Wie kann es sein, dass man behauptet, es gäbe nach den neuesten Erkenntnissen der Neurowissenschaft keine Freiheit - nicht bei Tieren und nicht bei Menschen - und hat dann doch keine anderen Worte für die Beobachtungen in der Natur als solche, die irgendwie von Freiheit sprechen? Worte, die selbst kleinsten Lebewesen Eigenschaften von Freiheit zuschreiben. Julian Nida-Rümelin sieht in der Debatte über die verwendeten Begriffe den größten Klärungsbedarf: in dieser Debatte verstehen sich Wissenschaftler schlecht. Alle sprechen von Freiheit, aber was meint der Einzelne? Und was will oder soll man gemeinsam meinen?
" An diesem Freiheitsbegriff hängen andere Begriffe. Zum Beispiel der der Verantwortung. Üblicherweise sind wir der Auffassung, wenn jemand nicht frei ist, etwas zu tun, etwas nicht frei entscheiden kann, keine alternativen Möglichkeiten hat, dann kann er auch nicht verantwortlich gemacht werden für das, was er tut. Das ist philosophisch umstritten, ist in der Rechtstheorie umstritten, aber es ist die Basis unserer alltäglichen Verständigung. "

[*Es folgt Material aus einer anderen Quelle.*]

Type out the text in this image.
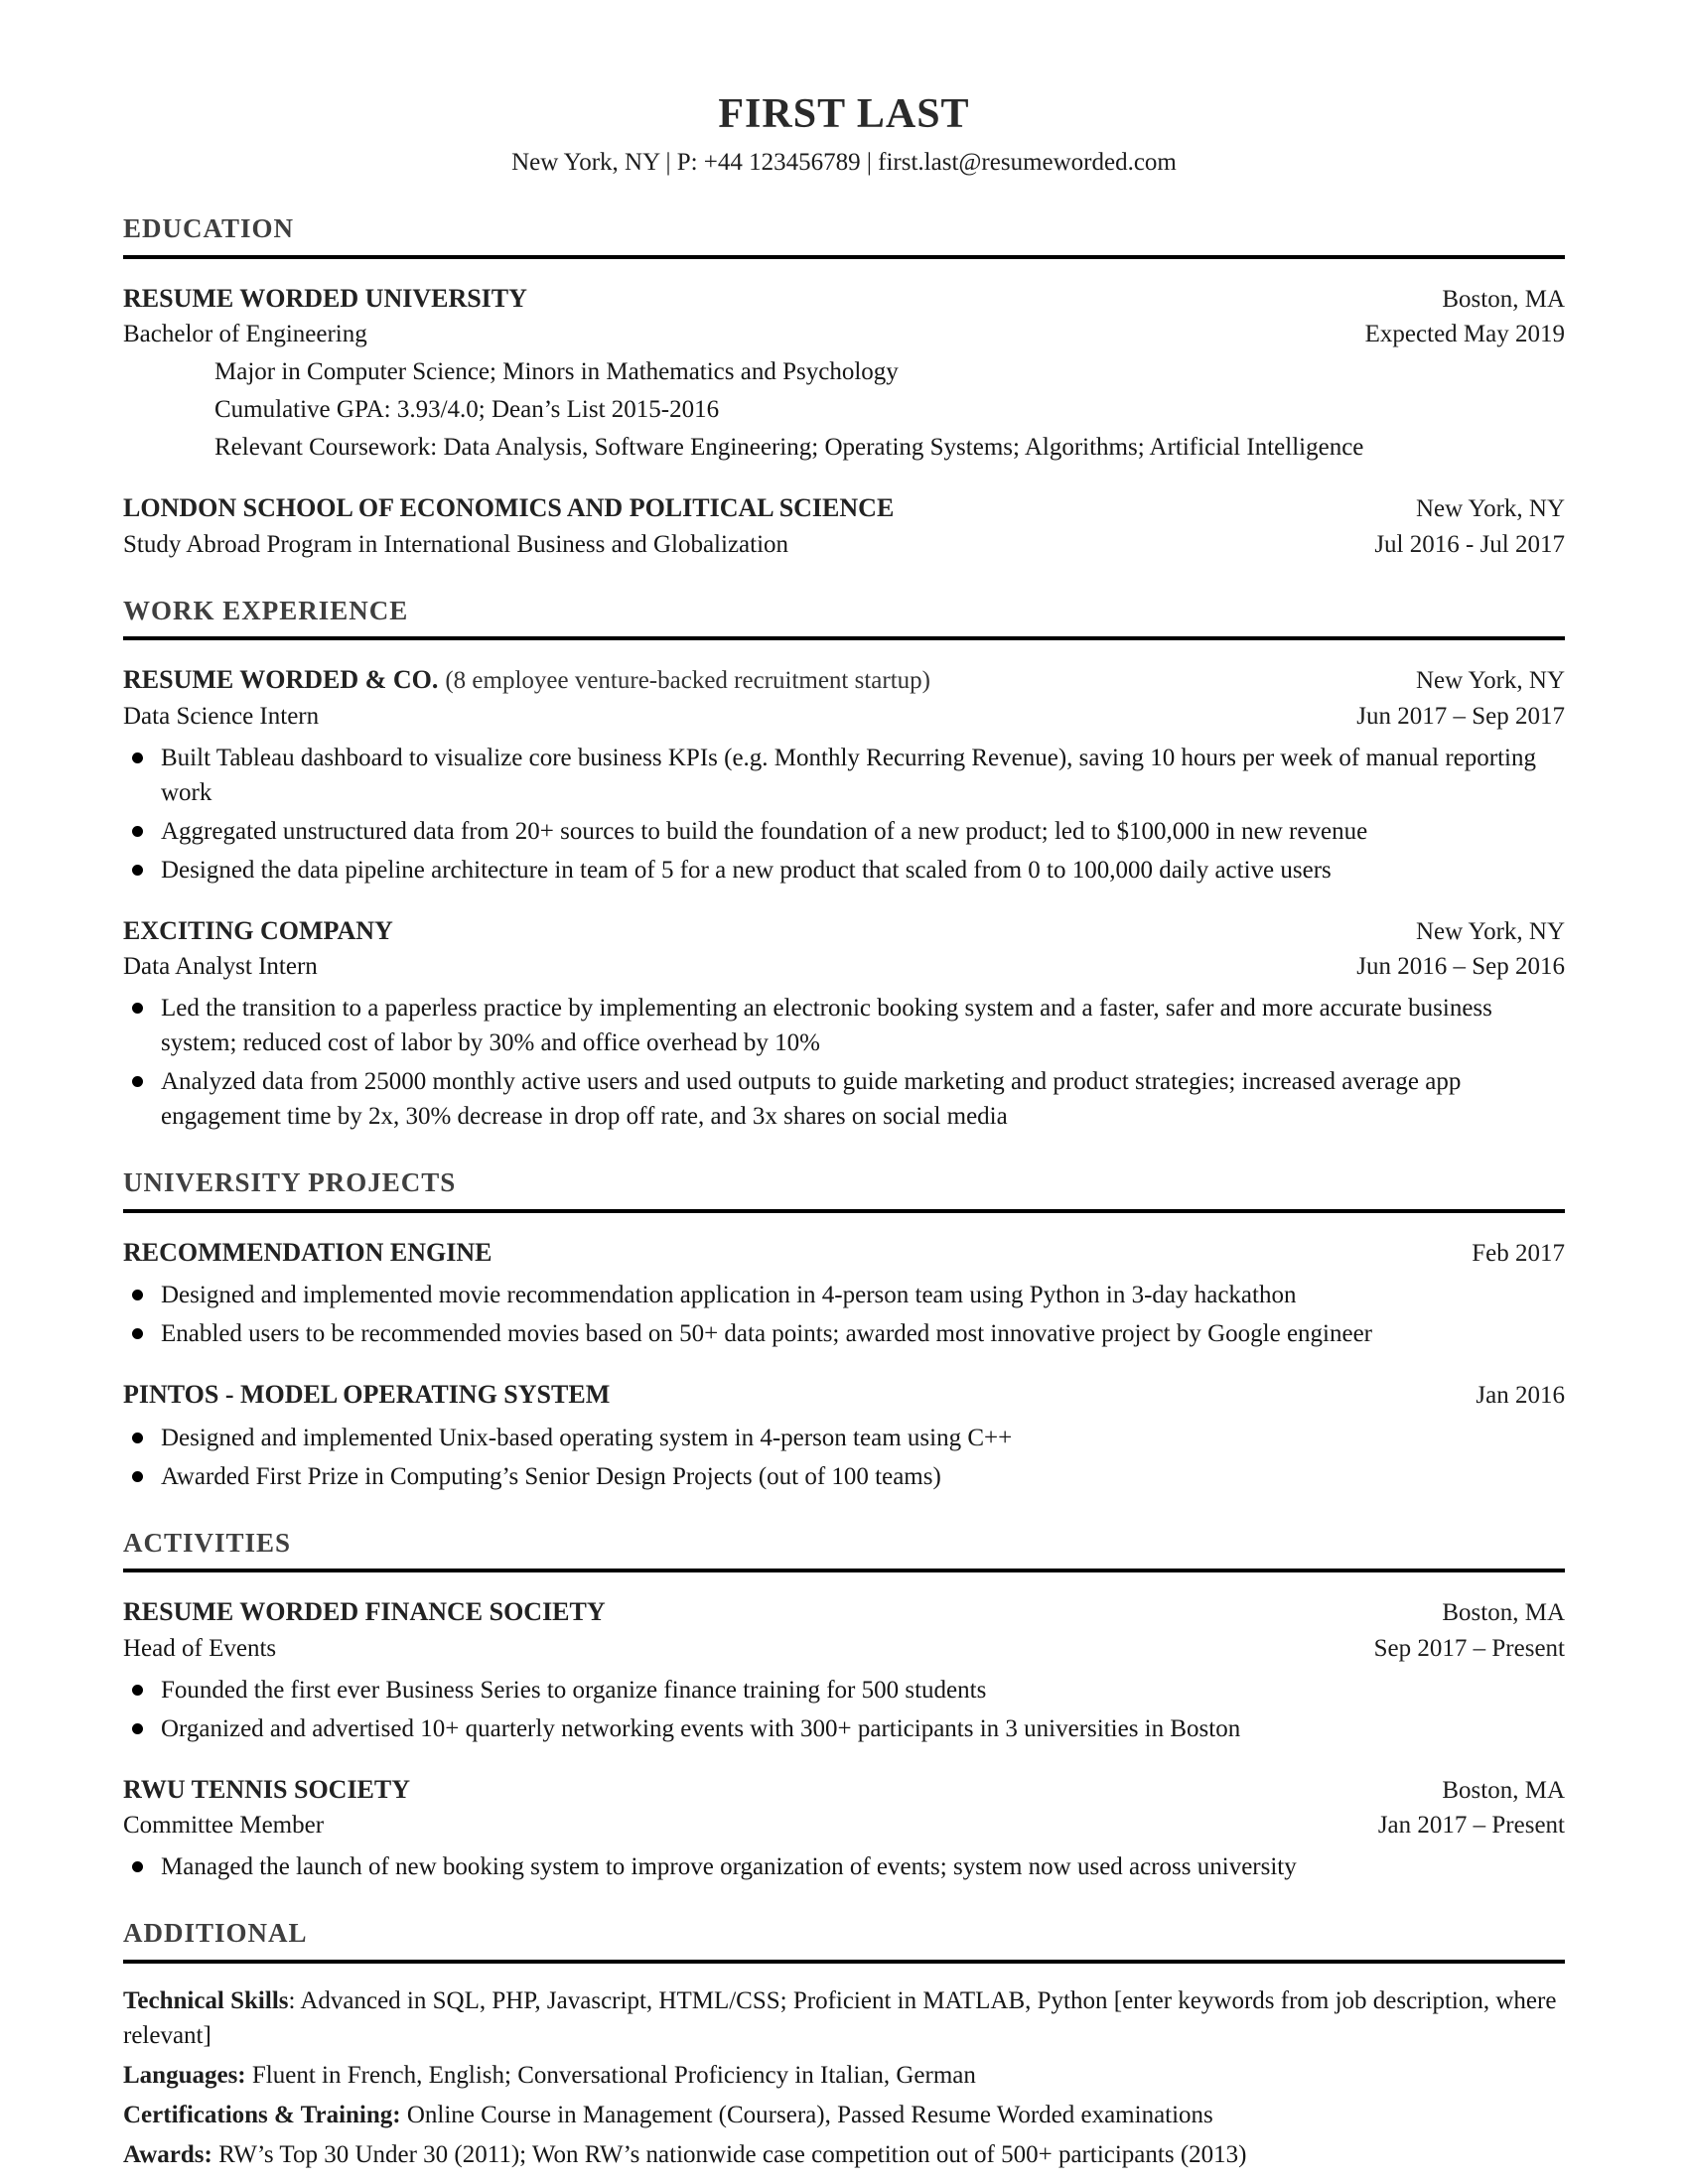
FIRST LAST
New York, NY | P: +44 123456789 | first.last@resumeworded.com
EDUCATION
RESUME WORDED UNIVERSITY	Boston, MA
Bachelor of Engineering	Expected May 2019
Major in Computer Science; Minors in Mathematics and Psychology
Cumulative GPA: 3.93/4.0; Dean’s List 2015-2016
Relevant Coursework: Data Analysis, Software Engineering; Operating Systems; Algorithms; Artificial Intelligence
LONDON SCHOOL OF ECONOMICS AND POLITICAL SCIENCE	New York, NY
Study Abroad Program in International Business and Globalization	Jul 2016 - Jul 2017
WORK EXPERIENCE
RESUME WORDED & CO. (8 employee venture-backed recruitment startup)	New York, NY
Data Science Intern	Jun 2017 – Sep 2017
Built Tableau dashboard to visualize core business KPIs (e.g. Monthly Recurring Revenue), saving 10 hours per week of manual reporting work
Aggregated unstructured data from 20+ sources to build the foundation of a new product; led to $100,000 in new revenue
Designed the data pipeline architecture in team of 5 for a new product that scaled from 0 to 100,000 daily active users
EXCITING COMPANY	New York, NY
Data Analyst Intern	Jun 2016 – Sep 2016
Led the transition to a paperless practice by implementing an electronic booking system and a faster, safer and more accurate business system; reduced cost of labor by 30% and office overhead by 10%
Analyzed data from 25000 monthly active users and used outputs to guide marketing and product strategies; increased average app engagement time by 2x, 30% decrease in drop off rate, and 3x shares on social media
UNIVERSITY PROJECTS
RECOMMENDATION ENGINE	Feb 2017
Designed and implemented movie recommendation application in 4-person team using Python in 3-day hackathon
Enabled users to be recommended movies based on 50+ data points; awarded most innovative project by Google engineer
PINTOS - MODEL OPERATING SYSTEM	Jan 2016
Designed and implemented Unix-based operating system in 4-person team using C++
Awarded First Prize in Computing’s Senior Design Projects (out of 100 teams)
ACTIVITIES
RESUME WORDED FINANCE SOCIETY	Boston, MA
Head of Events	Sep 2017 – Present
Founded the first ever Business Series to organize finance training for 500 students
Organized and advertised 10+ quarterly networking events with 300+ participants in 3 universities in Boston
RWU TENNIS SOCIETY	Boston, MA
Committee Member	Jan 2017 – Present
Managed the launch of new booking system to improve organization of events; system now used across university
ADDITIONAL

Technical Skills: Advanced in SQL, PHP, Javascript, HTML/CSS; Proficient in MATLAB, Python [enter keywords from job description, where relevant]

Languages: Fluent in French, English; Conversational Proficiency in Italian, German

Certifications & Training: Online Course in Management (Coursera), Passed Resume Worded examinations

Awards: RW’s Top 30 Under 30 (2011); Won RW’s nationwide case competition out of 500+ participants (2013)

Es macht wenig Sinn, die Rede von Freiheit aufzugeben und unser Menschenbild in eines umzuschreiben, das uns den Willen und die Verantwortung abschreibt. Eher müsste man weiter darüber nachdenken, ob wir uns nicht schon viel früher als beim Menschen erlauben sollten, von Freiheit zu reden, und wenn ja, wie. Jan-Christoph Heilinger:
" Man könnte vermuten, und das ist auch eine These, der wir im Humanprojekt nachgehen, dass eben auch das aktuelle Menschenbild, das den gegenwärtigen Verhältnissen angemessener ist, über weite Teile eben gar kein neues sein muss, sondern auch alte Elemente integrieren kann, ohne mit denen zu brechen. Vielmehr kann es also um eine sensible Integration schon bestehender Elemente schon auch aus der Vergangenheit gehen und diese sensible Integration könnte ja dann dazu beitragen, dass Menschenbild, das wir heute haben, einfach zu schärfen. "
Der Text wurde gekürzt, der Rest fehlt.